Tinder est aussi accusé de répandre les MST

Une organisation américaine s’en prend à Tinder dans une campagne publicitaire, l’accusant implicitement d’être une source de MST.

Tinder Chlamidia

Tinder et Grinder n’ont pas inventé les MST, ni les coups d’un soir, et n’encourage pas les rapports non protégés.

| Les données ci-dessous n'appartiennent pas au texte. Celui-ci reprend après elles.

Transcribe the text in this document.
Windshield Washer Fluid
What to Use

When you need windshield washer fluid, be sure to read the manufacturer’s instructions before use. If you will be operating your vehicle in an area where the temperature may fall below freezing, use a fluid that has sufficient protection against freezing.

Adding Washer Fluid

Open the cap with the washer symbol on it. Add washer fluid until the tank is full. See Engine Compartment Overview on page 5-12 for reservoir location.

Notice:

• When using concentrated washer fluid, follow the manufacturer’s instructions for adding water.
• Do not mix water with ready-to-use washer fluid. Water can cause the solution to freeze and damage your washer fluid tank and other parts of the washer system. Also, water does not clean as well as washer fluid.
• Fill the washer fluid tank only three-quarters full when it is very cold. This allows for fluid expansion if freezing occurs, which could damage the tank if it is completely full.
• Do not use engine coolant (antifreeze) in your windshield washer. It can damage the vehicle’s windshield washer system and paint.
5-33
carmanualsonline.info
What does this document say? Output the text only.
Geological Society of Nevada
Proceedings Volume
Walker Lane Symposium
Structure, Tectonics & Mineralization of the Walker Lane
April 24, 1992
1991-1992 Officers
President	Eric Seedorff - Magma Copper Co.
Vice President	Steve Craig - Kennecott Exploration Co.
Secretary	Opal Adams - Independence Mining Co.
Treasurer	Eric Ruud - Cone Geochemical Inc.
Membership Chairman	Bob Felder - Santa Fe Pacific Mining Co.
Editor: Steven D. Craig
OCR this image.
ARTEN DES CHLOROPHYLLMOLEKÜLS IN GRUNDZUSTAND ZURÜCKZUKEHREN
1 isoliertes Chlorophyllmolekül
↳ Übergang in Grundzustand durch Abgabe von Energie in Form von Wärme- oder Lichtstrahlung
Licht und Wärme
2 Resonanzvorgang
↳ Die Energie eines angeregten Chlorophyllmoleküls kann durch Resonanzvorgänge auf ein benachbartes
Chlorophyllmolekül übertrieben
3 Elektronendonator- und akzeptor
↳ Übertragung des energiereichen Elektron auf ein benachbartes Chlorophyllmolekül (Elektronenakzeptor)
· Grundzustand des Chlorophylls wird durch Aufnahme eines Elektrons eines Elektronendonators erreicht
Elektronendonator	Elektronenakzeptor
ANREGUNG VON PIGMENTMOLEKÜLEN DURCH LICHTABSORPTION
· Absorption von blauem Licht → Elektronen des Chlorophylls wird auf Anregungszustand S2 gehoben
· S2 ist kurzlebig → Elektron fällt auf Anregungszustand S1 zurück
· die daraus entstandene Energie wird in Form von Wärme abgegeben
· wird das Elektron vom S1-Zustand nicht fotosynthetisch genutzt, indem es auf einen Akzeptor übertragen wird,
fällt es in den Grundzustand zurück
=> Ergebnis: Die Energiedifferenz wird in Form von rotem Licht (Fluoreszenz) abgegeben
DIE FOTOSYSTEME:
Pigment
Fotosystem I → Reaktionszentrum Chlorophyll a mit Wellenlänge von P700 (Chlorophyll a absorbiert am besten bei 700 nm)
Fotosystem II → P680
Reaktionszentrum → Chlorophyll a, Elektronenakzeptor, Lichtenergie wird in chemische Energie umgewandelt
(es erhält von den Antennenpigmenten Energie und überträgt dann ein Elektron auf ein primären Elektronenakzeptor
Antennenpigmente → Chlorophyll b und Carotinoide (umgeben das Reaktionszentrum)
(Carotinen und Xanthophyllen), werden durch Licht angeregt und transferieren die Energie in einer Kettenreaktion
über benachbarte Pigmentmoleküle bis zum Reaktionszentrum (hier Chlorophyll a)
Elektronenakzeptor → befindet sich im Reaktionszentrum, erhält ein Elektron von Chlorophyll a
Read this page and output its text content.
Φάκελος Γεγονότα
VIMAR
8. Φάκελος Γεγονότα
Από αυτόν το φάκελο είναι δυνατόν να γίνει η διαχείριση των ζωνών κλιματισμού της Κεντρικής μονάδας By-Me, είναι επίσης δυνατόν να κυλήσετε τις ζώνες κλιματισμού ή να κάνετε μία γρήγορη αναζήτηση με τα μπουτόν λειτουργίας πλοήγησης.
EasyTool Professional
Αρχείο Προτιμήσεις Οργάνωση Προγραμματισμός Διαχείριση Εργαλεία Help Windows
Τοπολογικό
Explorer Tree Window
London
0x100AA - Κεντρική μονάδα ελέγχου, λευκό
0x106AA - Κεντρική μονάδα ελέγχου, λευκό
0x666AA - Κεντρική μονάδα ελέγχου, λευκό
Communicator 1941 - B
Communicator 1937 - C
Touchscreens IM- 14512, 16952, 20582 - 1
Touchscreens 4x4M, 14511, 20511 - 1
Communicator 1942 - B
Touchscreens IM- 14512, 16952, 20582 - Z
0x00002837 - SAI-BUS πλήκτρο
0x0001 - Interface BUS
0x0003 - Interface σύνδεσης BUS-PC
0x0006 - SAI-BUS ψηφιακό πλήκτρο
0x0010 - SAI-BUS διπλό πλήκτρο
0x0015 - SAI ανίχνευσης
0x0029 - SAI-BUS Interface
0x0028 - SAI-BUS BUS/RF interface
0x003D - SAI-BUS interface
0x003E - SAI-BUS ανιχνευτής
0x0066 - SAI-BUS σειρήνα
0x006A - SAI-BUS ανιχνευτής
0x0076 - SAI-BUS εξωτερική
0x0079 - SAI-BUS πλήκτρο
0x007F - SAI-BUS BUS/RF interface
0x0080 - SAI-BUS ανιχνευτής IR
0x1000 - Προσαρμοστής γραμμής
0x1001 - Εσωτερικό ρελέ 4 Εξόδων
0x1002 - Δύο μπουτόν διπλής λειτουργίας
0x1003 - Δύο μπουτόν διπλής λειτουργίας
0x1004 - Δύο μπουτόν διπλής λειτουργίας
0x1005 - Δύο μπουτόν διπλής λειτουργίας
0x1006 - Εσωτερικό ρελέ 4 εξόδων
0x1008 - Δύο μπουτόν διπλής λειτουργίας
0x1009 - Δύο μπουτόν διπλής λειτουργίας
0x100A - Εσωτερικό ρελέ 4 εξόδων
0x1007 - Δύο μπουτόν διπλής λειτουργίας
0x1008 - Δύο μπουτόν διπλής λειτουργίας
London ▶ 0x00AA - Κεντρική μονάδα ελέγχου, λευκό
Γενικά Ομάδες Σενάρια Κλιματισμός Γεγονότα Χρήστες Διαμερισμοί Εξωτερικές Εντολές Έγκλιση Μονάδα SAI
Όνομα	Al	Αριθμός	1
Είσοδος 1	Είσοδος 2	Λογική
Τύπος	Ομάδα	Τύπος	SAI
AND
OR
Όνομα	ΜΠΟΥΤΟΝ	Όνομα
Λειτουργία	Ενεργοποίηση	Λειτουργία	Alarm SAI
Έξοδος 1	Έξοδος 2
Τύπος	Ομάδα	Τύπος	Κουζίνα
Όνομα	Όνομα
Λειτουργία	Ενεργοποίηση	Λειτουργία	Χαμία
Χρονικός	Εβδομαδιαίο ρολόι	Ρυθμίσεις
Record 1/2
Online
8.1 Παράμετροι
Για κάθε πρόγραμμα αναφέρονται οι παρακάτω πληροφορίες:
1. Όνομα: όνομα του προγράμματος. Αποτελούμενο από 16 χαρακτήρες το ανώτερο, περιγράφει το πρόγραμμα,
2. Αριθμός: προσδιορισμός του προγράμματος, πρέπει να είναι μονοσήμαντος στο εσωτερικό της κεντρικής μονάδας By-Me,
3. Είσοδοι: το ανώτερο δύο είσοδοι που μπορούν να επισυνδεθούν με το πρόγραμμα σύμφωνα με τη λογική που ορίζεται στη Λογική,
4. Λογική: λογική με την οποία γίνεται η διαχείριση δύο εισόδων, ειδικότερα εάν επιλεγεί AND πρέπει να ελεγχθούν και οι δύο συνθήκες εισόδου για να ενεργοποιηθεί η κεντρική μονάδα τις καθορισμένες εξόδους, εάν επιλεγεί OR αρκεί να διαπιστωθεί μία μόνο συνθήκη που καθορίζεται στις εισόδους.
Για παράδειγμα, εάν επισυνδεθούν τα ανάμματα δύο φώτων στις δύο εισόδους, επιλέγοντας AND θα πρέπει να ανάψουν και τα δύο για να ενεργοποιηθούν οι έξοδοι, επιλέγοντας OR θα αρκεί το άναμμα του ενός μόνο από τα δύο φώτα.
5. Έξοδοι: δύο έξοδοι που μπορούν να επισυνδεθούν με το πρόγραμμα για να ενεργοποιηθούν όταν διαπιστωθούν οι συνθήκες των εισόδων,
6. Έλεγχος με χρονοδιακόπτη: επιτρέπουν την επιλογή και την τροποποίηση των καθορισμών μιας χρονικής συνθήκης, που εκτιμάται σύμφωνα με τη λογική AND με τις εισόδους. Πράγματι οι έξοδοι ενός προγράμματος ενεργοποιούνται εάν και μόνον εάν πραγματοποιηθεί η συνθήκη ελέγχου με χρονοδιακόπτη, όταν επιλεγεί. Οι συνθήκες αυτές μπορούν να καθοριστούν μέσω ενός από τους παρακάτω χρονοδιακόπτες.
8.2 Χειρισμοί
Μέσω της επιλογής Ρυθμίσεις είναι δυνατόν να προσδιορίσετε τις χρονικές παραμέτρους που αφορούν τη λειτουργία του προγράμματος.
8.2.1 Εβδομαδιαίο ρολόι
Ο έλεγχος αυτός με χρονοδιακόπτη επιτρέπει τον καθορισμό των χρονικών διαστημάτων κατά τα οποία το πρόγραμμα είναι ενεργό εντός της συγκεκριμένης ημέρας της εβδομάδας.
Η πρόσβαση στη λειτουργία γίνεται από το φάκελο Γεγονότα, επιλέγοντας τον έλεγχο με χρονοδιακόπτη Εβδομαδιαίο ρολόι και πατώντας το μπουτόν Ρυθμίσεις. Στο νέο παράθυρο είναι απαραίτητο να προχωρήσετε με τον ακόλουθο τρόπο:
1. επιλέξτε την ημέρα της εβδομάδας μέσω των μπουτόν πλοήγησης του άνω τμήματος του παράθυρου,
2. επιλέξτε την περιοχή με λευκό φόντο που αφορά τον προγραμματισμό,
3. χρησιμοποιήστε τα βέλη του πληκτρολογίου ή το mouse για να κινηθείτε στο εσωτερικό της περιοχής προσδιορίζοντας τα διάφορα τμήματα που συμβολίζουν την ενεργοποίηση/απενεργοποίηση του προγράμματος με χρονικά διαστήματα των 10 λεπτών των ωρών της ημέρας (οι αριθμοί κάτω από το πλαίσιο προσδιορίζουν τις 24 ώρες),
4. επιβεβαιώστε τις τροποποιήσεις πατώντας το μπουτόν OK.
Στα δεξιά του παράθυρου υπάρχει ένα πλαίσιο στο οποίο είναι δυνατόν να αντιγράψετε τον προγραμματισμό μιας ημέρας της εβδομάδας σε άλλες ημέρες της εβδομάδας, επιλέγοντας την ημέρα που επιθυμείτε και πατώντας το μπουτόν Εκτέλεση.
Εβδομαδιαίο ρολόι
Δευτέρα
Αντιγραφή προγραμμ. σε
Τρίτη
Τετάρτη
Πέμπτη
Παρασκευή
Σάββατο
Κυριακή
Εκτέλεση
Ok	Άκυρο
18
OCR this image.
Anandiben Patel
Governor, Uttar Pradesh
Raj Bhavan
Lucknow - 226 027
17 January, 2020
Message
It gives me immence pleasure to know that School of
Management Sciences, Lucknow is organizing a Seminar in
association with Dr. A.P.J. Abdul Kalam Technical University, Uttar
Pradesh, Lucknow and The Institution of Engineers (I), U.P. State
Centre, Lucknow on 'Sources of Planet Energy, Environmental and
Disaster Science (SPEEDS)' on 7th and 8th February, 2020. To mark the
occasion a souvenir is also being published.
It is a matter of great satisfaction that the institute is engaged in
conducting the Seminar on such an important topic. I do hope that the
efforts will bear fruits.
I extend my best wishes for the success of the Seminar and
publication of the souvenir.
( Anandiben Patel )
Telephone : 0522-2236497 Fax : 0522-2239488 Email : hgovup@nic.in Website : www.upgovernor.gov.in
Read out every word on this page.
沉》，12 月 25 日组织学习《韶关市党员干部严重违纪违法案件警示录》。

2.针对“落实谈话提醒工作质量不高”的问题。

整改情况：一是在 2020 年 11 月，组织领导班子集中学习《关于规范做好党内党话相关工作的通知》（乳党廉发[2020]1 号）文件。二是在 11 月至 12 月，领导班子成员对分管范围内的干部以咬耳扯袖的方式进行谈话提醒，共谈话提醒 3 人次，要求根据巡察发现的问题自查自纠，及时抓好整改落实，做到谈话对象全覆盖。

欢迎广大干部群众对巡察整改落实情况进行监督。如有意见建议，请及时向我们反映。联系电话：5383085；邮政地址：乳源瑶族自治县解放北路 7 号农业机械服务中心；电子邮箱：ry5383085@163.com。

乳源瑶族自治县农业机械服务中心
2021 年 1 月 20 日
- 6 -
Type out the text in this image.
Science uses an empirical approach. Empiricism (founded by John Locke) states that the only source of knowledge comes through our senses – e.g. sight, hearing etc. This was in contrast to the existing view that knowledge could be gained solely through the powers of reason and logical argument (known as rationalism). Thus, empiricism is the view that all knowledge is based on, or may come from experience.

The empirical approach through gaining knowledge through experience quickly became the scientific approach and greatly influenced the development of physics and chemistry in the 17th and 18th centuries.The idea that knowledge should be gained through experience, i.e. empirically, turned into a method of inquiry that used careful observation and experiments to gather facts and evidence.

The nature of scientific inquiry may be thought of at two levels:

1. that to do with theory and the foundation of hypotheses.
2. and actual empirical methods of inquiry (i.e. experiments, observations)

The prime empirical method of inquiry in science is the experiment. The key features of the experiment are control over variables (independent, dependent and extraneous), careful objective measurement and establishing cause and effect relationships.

Mais selon Whitney Engeran-Cordova, responsable du service santé au sein de l’association américaine AIDS Healthcare Foundation, les applications mobiles de rencontre ont « modifié le paysage sexuel et rendent aujourd’hui le sexe aussi accessible que de se faire livrer une pizza à domicile ».

Et par ailleurs, du fait que grâce (ou à cause) des applis comme Tinder et Grinder, le sexe devient facile (ou pas), les MST comme le SIDA, la syphilis ou encore la chlamydia se répandaient aussi plus facilement.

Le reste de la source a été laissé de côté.